While nearly every team TheCup.us spoke with was disappointed with the decision, one team official said if you can only compete with college players, then you shouldn’t enter the US Open Cup.
“[The schedule change] essentially eliminates USL-2 teams,” said Sonny Dalessandro, owner of the NPSL’s Tulsa Athletic. “[USL League Two’s] rules and age restrictions handcuff them to using college players. It’s the same for a lot of NPSL clubs as well … We have a core group of older players that can be very competitive and represent us well, so we’ll give it a shot. USL-2 teams should have never been allowed in. My thought is that if a team cannot, in theory, win a competition due to NCAA timelines when players have to return to their schools, they shouldn’t be allowed into the competition in the first place. Would they have won it all? No. That’s not the point though. The point is that every entrant should represent a team eligible to win. The new rule set changes that theory, and for that, I like it.”

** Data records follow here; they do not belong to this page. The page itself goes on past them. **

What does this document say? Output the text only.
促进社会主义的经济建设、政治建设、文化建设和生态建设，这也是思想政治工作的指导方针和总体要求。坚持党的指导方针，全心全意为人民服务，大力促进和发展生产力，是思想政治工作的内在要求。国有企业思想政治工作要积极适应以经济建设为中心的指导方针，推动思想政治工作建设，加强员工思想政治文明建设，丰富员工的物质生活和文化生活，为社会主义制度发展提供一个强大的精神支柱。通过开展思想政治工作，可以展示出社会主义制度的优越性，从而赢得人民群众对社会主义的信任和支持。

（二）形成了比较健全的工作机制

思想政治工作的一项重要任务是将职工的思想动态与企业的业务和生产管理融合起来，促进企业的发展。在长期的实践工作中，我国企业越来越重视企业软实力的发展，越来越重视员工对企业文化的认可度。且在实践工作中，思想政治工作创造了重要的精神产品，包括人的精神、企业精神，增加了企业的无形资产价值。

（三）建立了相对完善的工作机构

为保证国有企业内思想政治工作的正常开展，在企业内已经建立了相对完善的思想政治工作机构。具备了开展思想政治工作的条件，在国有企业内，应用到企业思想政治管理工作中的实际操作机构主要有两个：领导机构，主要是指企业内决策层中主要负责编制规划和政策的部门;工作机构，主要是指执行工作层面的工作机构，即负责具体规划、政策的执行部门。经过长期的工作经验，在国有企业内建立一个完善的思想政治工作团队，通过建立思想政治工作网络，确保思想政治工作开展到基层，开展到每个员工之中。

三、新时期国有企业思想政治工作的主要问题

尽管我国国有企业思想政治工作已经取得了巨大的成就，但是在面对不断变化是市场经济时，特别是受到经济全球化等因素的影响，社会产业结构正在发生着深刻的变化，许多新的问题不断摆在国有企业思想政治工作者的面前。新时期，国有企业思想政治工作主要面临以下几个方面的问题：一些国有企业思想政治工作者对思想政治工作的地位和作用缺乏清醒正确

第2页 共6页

What Dalessandro is referring to is the fact that an Open Division team is severely limited in their potential in the Open Cup. It’s just an issue that no one has faced since MLS joined the tournament in 1996. If an Open Division team that features a roster loaded with college players was to make a miracle run to the Quarterfinals or beyond, they would likely not be able to field a full team. Once the calendar turns to August, most of those players would be gone. NCAA rules require players to return to their respective schools 21 days prior to their team’s first game of the season.
The Open Division participants for the 107th edition of the US Open Cup will be announced on Jan. 9, 2020.